平衡感覚等をつかさどる「前庭器官」の疾患がもとで見られる神経症状です。パスツレラ菌やエンセファリトゾーン(寄生虫)が原因となることが多いようです。
【斜頸】首が斜めに傾く
【眼振】眼球が上下や左右に動き続ける
【ローリング】倒れてゴロゴロと転がる
症状が見られたら、できる限りすぐに治療を受けることが重要です。状況によって、完治することもありますが、症状が残ることもあります。

●子宮疾患(子宮腺がん、子宮蓄膿症など)

ウサギのメスは子宮疾患にかかりやすく、3~4歳以上のメスの多くが罹患するといわれています。陰部からの出血が見られることが多く、血尿のように見える場合もあります。
体調や年齢に合わせた治療を行いますが、根本的な治療方法は、卵巣・子宮を摘出する避妊手術です。

●骨折

ウサギの骨は軽くできていてかなりもろく、骨折しやすくなっています。

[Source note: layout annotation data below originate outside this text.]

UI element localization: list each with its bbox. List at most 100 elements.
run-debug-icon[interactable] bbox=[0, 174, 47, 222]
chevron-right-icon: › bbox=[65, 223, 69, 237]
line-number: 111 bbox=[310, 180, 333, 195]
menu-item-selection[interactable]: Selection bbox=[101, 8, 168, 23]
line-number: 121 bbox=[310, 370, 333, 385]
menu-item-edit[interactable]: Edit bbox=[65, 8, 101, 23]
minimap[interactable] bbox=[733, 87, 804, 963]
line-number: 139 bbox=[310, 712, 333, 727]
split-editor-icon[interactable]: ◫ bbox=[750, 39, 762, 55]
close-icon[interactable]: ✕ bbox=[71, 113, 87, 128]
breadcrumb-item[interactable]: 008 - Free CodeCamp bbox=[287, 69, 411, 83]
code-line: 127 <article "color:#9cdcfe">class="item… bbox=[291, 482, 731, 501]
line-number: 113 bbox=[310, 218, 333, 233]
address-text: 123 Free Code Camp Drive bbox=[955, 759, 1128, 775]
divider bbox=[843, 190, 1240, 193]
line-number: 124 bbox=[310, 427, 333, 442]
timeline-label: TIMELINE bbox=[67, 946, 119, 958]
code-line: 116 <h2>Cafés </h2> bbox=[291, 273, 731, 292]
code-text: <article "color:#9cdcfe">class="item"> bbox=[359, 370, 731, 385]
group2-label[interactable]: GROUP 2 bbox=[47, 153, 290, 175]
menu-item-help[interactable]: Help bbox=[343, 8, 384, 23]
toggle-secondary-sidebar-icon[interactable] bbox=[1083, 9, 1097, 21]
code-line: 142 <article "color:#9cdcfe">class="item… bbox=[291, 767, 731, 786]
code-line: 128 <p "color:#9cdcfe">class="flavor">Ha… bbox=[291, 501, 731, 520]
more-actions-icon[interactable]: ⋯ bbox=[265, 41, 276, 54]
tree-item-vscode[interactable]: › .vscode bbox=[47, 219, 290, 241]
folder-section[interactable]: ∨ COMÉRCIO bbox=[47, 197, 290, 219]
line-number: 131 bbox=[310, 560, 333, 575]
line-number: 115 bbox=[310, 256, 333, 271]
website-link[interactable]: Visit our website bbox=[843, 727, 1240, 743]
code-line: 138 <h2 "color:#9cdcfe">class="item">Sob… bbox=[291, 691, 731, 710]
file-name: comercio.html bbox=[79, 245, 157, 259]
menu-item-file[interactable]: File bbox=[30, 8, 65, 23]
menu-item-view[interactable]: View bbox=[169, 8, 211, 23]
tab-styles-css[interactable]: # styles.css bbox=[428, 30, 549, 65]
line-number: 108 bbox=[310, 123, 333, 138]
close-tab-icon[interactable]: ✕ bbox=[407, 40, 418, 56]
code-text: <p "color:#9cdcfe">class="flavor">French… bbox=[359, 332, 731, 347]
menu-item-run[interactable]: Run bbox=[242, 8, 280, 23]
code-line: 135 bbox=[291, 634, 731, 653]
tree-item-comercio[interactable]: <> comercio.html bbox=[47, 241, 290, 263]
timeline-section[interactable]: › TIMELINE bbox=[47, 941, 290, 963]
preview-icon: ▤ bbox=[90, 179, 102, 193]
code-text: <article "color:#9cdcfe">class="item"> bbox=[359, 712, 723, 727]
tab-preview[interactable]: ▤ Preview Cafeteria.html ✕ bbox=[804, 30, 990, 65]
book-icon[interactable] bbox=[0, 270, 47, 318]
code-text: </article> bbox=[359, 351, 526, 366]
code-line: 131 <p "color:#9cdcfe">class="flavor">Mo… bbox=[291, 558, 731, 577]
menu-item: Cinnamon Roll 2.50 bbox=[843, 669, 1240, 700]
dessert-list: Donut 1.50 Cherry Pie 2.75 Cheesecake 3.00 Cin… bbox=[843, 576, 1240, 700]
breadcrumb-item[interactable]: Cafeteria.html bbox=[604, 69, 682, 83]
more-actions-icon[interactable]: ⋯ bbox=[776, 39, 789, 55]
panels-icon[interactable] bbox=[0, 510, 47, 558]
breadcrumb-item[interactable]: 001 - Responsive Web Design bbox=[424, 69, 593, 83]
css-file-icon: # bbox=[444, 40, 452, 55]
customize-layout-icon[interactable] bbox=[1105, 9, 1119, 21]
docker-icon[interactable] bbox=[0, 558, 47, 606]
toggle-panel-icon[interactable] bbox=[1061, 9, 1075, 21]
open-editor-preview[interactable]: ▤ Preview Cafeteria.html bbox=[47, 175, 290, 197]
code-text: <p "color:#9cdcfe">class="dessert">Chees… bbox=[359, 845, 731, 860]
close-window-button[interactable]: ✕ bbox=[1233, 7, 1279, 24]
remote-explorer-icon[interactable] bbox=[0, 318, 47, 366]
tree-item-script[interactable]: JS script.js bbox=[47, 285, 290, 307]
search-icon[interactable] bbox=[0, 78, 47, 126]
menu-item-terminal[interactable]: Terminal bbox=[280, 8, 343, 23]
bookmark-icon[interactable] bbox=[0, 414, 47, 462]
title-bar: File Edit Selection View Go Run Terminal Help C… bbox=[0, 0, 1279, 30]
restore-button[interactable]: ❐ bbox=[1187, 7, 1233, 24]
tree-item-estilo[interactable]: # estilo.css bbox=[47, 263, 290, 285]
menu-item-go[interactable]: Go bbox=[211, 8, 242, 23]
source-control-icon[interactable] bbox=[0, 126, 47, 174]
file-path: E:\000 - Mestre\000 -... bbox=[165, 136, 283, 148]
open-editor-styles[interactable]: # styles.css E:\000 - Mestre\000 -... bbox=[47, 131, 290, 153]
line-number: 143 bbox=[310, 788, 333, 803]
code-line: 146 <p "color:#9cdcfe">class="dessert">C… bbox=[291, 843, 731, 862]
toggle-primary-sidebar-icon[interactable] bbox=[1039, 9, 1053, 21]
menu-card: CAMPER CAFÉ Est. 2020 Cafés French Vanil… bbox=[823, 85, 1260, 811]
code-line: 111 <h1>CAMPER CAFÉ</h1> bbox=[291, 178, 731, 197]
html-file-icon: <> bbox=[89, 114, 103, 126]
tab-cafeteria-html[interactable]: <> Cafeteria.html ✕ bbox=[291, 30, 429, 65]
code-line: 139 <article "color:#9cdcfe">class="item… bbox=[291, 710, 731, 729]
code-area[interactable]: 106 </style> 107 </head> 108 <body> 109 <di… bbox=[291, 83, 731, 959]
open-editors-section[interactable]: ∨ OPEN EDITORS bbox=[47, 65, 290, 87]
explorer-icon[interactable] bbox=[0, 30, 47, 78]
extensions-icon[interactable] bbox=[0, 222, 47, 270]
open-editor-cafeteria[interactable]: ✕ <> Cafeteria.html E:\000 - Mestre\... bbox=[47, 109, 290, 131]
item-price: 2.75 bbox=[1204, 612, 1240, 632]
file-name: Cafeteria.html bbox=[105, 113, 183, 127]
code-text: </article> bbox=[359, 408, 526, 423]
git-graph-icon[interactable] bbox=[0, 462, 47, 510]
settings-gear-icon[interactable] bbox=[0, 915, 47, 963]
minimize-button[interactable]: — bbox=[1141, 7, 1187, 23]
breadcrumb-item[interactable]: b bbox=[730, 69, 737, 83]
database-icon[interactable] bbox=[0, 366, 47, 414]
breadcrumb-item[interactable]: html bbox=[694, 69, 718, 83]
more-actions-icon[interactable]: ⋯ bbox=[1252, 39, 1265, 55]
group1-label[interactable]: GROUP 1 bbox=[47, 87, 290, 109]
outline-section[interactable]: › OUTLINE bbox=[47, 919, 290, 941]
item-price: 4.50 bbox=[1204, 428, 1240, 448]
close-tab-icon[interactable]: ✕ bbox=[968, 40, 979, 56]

少し高いところから落ちた、暴れるウサギを強く押さえすぎた、カーペットに爪をひっかけてしまい暴れた、等の理由で骨折することもあります。
ウサギに危険がないような環境づくり、扱い方を心がけましょう。

●熱中症

ウサギは暑さと湿度に弱い動物です。30度を超えるような日本の夏の高温多湿には、体が耐えられません。
湿度が上がる梅雨時期頃から、エアコンで空調管理をしてあげるのがおすすめです。
耳が赤く・熱くなっていないか、ぐったりしていないか等、様子を見ながら温度・湿度を調整してください。

【肥満は万病のもと】
肥満自体を「病気」とするかは難しいところですが、「太っていることによりかかりやすくなる病気」はたくさんあります。たとえば上に記載したものの中でも、尿路結石、ソアホック、熱中症……他には、毛づくろいしにくくなることで皮膚炎にかかりやすくなることも。
肛門に口を付ける姿勢が取れず、食糞しにくくなってしまって栄養面での影響が出ることもあります。
ウサギも人間もそうですが、一度太ってしまうと痩せるのはなかなか大変なものです。
普段の食事管理に気を付けるとともに、体重・体形が気になってきたら、早めのダイエットを心がけましょう!